A Turkish opposition parliamentarian accused President Recep Tayyip Erdogan’s government of “practicing totalitarianism” under a security cover, after the ruling party attempted to pass a resolution that would permit arming security guards at night.

Sezai Temelli, member of the Turkish parliament and chairman of the opposition People’s Democratic Party, said that “the Justice and Development Party (AKP) has been practising totalitarianism for a long time, and the number of police force officers in Turkey has broken a global record.”

Recruiting armed militias in government jobs

In an interview with Al Arabiya, the member of parliament said the ruling party’s policies “creates political, economic, and societal crises in the country.”
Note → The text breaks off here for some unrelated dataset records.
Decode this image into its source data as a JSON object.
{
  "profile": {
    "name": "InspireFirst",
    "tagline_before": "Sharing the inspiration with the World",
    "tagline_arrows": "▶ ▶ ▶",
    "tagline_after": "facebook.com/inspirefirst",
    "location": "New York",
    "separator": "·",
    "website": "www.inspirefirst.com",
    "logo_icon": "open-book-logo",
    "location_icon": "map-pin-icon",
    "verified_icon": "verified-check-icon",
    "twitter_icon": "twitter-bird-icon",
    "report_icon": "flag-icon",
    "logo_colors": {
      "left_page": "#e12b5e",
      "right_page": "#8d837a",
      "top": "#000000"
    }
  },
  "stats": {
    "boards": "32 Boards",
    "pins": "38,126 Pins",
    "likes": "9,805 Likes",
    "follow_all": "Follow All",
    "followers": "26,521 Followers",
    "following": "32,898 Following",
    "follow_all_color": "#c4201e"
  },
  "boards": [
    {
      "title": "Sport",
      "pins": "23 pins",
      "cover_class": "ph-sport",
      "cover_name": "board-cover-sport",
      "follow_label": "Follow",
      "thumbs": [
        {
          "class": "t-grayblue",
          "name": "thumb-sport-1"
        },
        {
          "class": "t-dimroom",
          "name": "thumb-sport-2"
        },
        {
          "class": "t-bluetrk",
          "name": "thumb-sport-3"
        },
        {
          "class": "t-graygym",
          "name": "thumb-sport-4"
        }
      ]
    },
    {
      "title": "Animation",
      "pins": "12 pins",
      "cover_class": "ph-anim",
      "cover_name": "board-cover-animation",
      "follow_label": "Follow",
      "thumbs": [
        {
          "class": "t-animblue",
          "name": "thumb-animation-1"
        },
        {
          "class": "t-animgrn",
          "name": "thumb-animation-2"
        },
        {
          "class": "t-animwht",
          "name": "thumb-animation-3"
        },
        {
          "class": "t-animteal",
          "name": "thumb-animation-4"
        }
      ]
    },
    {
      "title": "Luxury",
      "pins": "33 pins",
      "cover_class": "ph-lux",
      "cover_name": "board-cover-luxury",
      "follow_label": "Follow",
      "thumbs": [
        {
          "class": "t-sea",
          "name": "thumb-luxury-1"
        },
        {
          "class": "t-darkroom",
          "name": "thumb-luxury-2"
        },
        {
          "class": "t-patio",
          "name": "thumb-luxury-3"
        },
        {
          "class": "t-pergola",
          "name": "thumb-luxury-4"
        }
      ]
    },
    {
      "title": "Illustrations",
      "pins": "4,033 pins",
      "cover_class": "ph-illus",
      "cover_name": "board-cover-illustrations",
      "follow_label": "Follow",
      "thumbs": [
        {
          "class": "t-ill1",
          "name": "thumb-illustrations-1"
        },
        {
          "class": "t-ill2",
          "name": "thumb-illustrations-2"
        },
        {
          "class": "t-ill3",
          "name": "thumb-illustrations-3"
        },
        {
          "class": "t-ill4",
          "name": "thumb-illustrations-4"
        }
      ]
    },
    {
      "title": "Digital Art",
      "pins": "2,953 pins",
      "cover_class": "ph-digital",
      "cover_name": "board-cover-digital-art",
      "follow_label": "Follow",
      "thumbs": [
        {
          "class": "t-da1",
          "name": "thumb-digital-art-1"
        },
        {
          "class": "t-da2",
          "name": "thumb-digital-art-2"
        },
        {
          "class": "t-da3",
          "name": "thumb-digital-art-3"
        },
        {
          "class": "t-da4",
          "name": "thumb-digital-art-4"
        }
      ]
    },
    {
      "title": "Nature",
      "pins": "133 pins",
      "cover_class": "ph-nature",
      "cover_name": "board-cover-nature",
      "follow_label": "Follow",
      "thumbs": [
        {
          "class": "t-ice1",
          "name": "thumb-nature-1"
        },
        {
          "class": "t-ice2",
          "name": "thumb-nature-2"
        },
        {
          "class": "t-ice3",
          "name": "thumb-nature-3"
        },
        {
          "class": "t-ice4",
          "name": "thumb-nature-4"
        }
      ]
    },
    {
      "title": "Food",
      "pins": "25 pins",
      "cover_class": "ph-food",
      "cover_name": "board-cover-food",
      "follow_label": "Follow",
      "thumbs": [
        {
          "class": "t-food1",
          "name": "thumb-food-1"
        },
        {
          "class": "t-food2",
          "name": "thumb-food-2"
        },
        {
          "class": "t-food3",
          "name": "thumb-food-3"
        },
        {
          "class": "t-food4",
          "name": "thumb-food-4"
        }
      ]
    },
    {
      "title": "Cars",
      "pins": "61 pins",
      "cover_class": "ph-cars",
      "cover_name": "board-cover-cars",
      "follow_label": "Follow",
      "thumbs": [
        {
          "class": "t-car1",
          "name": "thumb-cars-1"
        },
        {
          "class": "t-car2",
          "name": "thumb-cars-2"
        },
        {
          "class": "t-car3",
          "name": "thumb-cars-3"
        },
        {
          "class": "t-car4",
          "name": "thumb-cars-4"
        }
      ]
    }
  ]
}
Instead of solving these issues with democracy, justice, and human rights, Temelli says, the current government “works to recruit armed militias in government jobs under the cover of guarding and protecting” the sectors involved.

The new law, which hasn’t been passed by parliament yet, “clearly aims to put new pressures on the Turkish society and oppress voices opposing the government by force,” he added.

Militarizing society

Temelli views providing night guards with police power – something that the law aims to achieve – as a “militarizing of society,” which according to him will “oppress freedoms and violate human rights.”

“Turkey needs more freedom and democracy, not more police force and guards,” he said.

The People’s Democratic Party, the Republican People’s Party, and the Good Party oppose the law, while the AKP and its ally, the Nationalist Movement Party, defend it, according to Temelli.